- The Washington Times - Sunday, July 15, 2018

Social media users in Uganda are in a pitched battle with longtime President Yoweri Museveni, who is trying to curb the spread of “fake news” and online “olugambo” — gossip — by taxing users for the right to log onto Facebook, Twitter, Instagram, WhatsApp, Skype and other media platforms.

Protests against the fee exploded into violence last week as riot police in the capital of Kampala used tear gas and bullets to disperse demonstrators.

The tax, implemented on July 1, requires social media users to pay a daily fee of 200 shillings — about 5 cents — to access social media websites, which comes on top of normal access fees.

Mr. Museveni, who has ruled since 1986, can afford the tax, but web freedom advocates estimate that 19 million low-income Ugandans have effectively lost access to Facebook, WhatsApp, Skype and other apps.

Free speech proponents say Mr. Museveni’s real intent is to muzzle critical independent media reporting.

“As we have seen around the world, online media platforms, including social media, are one of the last places journalists are able to report during government crackdowns on free expression,” Angela Quintal, Africa program coordinator for the Committee to Protect Journalists, wrote in an email.

Uganda’s social media tax creates a significant financial barrier to what should be one of the most accessible spaces to practice journalism,” she said.

International internet freedom groups see an even more disturbing regional trend in regard to social media.

In Western democracies, public information campaigns are fighting targeted efforts to create and disseminate false news stories via social media. The effort was accelerated by the controversy of Russian hackers trying to influence and inflame debate during the 2016 presidential election campaign in the U.S. and elections in other Western countries.

At the opposite end of the spectrum, authoritarian states such as China and Russia use increasingly sophisticated screens to control content on social networks, aggressively banning virtual private networks (VPNs) that could allow access to the apps.

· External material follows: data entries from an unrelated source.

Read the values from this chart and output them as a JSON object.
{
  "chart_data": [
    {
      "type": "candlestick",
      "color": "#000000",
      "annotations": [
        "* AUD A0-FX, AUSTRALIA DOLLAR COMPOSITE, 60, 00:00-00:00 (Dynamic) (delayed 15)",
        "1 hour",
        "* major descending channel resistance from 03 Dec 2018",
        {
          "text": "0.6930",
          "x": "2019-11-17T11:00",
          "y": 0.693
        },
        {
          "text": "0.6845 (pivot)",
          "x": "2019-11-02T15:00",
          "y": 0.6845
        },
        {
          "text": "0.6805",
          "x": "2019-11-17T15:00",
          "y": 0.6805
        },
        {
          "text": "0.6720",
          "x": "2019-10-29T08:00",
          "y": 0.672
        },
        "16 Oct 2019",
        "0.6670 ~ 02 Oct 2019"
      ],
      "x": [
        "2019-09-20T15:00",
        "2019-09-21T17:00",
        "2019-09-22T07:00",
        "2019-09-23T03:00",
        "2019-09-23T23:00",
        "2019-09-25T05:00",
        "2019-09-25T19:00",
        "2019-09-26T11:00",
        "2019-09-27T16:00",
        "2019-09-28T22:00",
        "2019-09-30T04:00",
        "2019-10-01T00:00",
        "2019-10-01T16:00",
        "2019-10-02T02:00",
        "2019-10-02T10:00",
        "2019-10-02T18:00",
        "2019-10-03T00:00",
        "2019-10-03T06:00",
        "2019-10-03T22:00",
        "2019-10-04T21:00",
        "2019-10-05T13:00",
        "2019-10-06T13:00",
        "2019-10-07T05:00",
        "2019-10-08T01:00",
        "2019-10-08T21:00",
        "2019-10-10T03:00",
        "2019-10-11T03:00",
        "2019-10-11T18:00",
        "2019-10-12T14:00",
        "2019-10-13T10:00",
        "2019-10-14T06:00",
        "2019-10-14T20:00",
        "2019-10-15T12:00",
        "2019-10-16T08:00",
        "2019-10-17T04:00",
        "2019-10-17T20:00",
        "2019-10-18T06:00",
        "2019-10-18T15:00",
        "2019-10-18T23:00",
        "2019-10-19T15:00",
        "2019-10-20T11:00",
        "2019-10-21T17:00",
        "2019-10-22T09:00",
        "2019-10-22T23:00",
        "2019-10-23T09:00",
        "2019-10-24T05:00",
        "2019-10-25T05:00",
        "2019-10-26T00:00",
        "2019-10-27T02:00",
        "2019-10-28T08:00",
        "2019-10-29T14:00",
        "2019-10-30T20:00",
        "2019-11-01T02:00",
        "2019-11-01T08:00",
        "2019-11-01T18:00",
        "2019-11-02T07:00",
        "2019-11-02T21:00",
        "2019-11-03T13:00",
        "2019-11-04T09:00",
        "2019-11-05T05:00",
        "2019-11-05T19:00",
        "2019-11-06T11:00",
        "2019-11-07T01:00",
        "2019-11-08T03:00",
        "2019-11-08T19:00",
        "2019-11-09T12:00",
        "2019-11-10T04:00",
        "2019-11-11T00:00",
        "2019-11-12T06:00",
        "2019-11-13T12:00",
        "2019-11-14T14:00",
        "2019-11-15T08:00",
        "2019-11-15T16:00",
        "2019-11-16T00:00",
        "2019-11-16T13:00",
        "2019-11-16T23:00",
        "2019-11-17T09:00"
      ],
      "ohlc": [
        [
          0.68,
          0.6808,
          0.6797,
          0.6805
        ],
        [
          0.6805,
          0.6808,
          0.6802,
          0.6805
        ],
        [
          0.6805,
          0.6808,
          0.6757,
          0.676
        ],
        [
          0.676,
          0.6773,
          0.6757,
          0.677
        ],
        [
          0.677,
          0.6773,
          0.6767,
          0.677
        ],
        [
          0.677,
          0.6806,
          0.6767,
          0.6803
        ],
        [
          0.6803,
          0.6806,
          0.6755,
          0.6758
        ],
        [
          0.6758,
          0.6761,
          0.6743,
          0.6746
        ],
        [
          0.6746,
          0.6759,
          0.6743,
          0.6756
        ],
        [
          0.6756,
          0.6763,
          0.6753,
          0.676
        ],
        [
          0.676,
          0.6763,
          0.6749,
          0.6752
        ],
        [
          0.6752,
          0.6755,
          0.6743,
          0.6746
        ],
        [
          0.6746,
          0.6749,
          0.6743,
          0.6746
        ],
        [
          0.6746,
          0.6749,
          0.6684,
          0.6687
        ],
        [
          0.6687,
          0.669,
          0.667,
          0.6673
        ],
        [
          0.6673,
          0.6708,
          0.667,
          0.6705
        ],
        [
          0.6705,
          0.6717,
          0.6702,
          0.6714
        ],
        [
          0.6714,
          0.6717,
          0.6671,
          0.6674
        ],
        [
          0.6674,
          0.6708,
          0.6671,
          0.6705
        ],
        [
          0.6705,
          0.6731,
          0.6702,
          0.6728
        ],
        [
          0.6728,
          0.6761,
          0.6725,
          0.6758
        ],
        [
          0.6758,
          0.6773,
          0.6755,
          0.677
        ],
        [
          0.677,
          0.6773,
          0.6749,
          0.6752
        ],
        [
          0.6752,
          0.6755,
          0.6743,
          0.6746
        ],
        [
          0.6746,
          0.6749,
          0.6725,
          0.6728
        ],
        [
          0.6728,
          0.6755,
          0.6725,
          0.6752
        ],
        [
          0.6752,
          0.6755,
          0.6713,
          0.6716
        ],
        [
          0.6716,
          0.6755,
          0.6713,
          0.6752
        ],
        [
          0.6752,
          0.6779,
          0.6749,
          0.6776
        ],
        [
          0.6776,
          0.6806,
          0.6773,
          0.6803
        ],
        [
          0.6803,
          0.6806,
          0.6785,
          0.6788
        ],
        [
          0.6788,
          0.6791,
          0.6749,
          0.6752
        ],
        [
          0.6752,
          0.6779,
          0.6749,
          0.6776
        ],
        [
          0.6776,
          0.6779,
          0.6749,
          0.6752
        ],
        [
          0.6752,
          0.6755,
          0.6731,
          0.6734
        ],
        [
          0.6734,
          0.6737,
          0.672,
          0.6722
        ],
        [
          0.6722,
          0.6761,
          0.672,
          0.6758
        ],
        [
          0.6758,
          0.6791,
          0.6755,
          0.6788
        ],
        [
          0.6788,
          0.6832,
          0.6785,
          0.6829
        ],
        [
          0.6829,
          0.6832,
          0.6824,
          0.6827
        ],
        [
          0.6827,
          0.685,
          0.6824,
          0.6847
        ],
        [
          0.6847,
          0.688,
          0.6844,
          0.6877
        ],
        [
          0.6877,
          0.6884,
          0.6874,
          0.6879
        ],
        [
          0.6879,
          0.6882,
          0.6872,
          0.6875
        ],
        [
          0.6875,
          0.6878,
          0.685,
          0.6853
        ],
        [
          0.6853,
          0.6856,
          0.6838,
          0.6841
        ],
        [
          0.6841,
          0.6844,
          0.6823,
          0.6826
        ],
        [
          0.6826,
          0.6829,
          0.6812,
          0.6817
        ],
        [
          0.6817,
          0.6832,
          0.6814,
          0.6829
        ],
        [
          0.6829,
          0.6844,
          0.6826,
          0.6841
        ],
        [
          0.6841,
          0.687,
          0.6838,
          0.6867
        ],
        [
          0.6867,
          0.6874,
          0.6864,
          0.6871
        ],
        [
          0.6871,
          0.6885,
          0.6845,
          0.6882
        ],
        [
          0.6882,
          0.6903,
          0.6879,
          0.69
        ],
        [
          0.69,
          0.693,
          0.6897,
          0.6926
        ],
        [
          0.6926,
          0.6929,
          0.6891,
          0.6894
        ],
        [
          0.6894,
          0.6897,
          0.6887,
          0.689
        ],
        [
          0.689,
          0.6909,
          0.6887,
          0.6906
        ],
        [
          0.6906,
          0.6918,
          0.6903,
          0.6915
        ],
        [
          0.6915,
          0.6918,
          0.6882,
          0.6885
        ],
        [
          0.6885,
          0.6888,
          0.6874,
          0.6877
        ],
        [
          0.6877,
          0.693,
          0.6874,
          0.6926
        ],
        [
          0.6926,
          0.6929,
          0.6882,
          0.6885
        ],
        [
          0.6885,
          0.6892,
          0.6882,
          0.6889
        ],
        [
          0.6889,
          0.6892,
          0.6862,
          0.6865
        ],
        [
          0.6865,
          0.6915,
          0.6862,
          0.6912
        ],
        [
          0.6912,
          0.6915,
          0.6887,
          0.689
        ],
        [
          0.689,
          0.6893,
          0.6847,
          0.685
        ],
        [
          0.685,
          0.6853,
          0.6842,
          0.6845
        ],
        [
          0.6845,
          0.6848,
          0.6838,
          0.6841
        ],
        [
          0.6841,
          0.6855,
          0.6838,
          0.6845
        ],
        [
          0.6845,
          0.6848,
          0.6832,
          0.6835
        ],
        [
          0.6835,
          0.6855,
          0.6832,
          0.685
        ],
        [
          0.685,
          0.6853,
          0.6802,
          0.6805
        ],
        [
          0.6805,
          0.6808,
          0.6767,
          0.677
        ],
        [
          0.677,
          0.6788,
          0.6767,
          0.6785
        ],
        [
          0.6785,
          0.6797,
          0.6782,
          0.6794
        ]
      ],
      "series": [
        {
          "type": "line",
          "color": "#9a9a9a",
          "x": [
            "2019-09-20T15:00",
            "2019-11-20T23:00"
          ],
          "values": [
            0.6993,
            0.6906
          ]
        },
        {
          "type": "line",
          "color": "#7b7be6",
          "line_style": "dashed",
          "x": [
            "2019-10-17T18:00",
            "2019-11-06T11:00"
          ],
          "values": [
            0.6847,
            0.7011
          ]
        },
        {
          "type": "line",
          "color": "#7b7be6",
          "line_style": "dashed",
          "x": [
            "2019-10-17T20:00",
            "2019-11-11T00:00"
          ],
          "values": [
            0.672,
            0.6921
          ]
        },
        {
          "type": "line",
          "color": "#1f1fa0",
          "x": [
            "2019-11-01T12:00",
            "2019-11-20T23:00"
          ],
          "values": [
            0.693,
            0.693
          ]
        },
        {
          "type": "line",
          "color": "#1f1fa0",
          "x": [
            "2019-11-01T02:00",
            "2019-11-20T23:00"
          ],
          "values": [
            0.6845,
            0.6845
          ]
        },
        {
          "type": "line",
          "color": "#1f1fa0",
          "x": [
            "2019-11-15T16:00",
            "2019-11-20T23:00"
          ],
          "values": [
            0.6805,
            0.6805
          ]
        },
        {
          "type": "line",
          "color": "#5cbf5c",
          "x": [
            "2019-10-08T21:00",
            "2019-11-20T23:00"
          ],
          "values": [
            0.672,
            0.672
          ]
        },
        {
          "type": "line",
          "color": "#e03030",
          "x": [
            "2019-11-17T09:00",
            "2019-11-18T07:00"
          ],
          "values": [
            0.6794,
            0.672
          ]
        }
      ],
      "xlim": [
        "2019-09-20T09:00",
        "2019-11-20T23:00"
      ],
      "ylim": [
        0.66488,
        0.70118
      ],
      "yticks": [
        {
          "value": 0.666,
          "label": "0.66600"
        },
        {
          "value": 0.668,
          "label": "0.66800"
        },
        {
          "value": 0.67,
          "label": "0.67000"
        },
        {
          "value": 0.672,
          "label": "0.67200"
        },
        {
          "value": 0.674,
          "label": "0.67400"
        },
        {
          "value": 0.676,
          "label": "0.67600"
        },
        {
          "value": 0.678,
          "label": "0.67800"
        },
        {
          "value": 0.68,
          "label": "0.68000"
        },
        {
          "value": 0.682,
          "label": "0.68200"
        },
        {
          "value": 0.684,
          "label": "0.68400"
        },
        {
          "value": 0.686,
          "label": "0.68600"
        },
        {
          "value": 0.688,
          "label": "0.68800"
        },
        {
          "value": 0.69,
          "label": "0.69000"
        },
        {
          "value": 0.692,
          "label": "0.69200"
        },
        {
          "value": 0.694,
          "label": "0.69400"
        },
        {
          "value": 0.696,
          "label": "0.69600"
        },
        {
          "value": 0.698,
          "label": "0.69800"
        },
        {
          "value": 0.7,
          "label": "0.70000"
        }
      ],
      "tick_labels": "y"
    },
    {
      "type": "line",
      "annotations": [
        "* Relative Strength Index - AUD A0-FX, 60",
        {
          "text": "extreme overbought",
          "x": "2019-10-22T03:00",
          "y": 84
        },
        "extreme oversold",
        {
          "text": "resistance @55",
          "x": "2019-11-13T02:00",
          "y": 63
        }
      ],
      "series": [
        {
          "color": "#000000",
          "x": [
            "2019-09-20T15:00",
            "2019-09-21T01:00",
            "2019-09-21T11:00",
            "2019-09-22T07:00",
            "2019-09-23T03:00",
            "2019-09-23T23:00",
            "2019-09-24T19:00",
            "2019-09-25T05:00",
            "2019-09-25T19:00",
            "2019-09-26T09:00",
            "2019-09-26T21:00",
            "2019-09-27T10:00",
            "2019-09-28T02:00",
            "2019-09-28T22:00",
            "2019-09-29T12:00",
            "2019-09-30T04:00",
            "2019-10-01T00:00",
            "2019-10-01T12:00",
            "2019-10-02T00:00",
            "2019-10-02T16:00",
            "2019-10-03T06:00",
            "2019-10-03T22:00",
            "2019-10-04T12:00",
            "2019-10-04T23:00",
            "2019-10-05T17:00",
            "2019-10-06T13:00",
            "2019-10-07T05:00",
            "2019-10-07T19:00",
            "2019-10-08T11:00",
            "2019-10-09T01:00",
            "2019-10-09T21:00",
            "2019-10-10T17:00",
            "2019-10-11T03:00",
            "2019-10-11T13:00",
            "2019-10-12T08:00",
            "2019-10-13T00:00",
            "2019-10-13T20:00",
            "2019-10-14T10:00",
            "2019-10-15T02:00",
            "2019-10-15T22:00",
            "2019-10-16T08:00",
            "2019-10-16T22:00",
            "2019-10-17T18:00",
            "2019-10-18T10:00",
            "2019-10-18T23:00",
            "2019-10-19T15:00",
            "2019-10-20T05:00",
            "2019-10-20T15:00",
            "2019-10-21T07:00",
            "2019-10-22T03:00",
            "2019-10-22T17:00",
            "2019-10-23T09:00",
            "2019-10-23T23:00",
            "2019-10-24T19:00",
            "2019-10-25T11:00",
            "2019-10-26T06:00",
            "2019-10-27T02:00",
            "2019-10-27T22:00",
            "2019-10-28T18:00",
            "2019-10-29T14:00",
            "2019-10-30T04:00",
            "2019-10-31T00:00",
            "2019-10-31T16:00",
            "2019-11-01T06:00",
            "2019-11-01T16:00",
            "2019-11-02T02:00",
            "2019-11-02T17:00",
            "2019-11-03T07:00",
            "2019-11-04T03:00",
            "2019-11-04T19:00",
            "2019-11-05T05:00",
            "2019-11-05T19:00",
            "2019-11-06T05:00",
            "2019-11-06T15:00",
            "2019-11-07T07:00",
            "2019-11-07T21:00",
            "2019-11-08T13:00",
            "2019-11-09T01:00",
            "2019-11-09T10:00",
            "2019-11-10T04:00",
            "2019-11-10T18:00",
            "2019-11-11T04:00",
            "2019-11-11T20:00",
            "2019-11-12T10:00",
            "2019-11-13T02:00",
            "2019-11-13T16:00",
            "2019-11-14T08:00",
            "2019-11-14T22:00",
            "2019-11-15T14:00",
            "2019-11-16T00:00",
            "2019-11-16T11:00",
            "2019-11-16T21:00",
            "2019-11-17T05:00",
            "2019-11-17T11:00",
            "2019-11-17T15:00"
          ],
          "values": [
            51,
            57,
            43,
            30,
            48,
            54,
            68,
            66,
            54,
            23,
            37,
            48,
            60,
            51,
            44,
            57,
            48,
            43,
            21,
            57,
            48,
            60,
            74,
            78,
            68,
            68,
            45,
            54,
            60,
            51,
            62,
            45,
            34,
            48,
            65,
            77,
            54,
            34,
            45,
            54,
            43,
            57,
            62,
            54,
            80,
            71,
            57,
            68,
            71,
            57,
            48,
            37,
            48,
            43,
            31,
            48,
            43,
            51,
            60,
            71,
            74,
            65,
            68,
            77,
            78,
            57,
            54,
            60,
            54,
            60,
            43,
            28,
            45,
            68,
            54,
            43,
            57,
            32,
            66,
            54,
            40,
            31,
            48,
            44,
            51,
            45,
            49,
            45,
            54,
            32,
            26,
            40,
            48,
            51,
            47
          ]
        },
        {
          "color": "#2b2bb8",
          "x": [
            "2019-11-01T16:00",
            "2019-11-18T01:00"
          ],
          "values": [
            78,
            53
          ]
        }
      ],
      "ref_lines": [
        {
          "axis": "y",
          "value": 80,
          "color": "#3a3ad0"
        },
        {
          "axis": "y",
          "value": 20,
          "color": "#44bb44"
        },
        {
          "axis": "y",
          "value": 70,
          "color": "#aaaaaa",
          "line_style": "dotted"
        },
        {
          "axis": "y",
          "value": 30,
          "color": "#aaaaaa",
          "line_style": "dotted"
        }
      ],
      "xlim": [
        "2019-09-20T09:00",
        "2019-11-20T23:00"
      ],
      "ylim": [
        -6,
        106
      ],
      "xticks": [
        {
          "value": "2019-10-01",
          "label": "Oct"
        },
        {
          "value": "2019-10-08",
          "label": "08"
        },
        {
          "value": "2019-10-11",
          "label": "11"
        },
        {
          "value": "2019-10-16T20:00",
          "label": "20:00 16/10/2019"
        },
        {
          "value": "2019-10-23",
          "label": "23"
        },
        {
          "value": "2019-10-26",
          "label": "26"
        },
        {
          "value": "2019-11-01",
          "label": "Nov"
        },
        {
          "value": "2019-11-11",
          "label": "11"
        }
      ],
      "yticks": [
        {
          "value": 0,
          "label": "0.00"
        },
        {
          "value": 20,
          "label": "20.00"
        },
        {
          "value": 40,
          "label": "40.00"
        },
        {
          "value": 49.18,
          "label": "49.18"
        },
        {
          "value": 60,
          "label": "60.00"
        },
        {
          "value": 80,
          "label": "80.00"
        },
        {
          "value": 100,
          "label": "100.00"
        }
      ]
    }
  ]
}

East African leaders have far less control over the broader internet, so the governments of Tanzania and Kenya this year have turned to massive monetary penalties to restrict online activity that they dislike. Uganda’s social media “fee” is part of a larger movement.

“Unfortunately, Uganda’s tax is also part of a yearslong trend of African governments acting to constrain journalism online,” Ms. Quintal said.

The Tanzanian regulations require bloggers to pay fees up to $920 to post content online. Kenyan lawmakers, meanwhile, have proposed a $50,000 fine and up to two years in prison for publishing “false” information online.

Activists in Uganda say their neighboring countries inspired Mr. Museveni, a flamboyant 75-year-old in his sixth term in office, to seek ways to shut down online critics.

Hilary Matfess, who has written on the radical Islamist movement Boko Haram, and Jeffrey Smith, head of the pro-democracy group Vanguard Africa, say African nations such as Tanzania, Uganda, Zimbabwe, Zambia and Zimbabwe are following in familiar footsteps in their bids to curb critical debate on the internet.

“Tanzania and Uganda are the latest nations to fall victim to a wave of internet censorship that has been inspired and exported by autocratic powers such as China and Russia, as well as totalitarian regimes like North Korea …,” they wrote recently on ForeignPolicy.com. “Across sub-Saharan Africa, free expression is being unjustly curtailed, and the internet is increasingly being used by authorities to censor and surveil citizens.”

What next?

Mr. Museveni first inquired about creating the social media tax in March when he wrote to his finance ministry, according to local reports, and warned of the “consequences of olugambo” online.

When the announcement sparked an uproar, Mr. Museveni’s allies dug in and offered justifications for the proposal. Finance Minister David Bahati and parliamentary spokesman Chris Obore argued that the tax would help Uganda pay off its growing national debt. Information Minister Frank Tumwebaze argued that Twitter, Facebook and WhatsApp were profiting from Uganda’s digital infrastructure without contributing to the construction or upkeep on the networks that support them.

But when the tax went live, the national backlash was instantaneous. A local tech firm sued the government for breaching the principle of net neutrality, claiming the fee was “passed with no public participation and hinders freedom of speech and innovation.”

The World Wide Web Foundation, the World Bank and the Alliance for Affordable Internet all published statistics arguing against the fee.

More elite, tech-savvy Ugandans reportedly have begun installing encrypted VPNs to bypass the tax, but the government is trying to block them as well.

The anger and frustration has spilled onto the streets. In Kampala on Wednesday, riot police blasted tear gas and live ammunition into the air to break up a protest of about 300 demonstrators led by popular singer and independent parliamentary member Robert Kyagulanyi, known to fans as Bobi Wine.

On Twitter, Mr. Kyagulanyi posted pictures of a chaotic street in the capital filled with protesters fending off police.

Later Wednesday, Prime Minister Ruhakana Rugunda announced that Mr. Museveni had “encouraged further discussion” and a review of the tax. That discussion is scheduled for this week.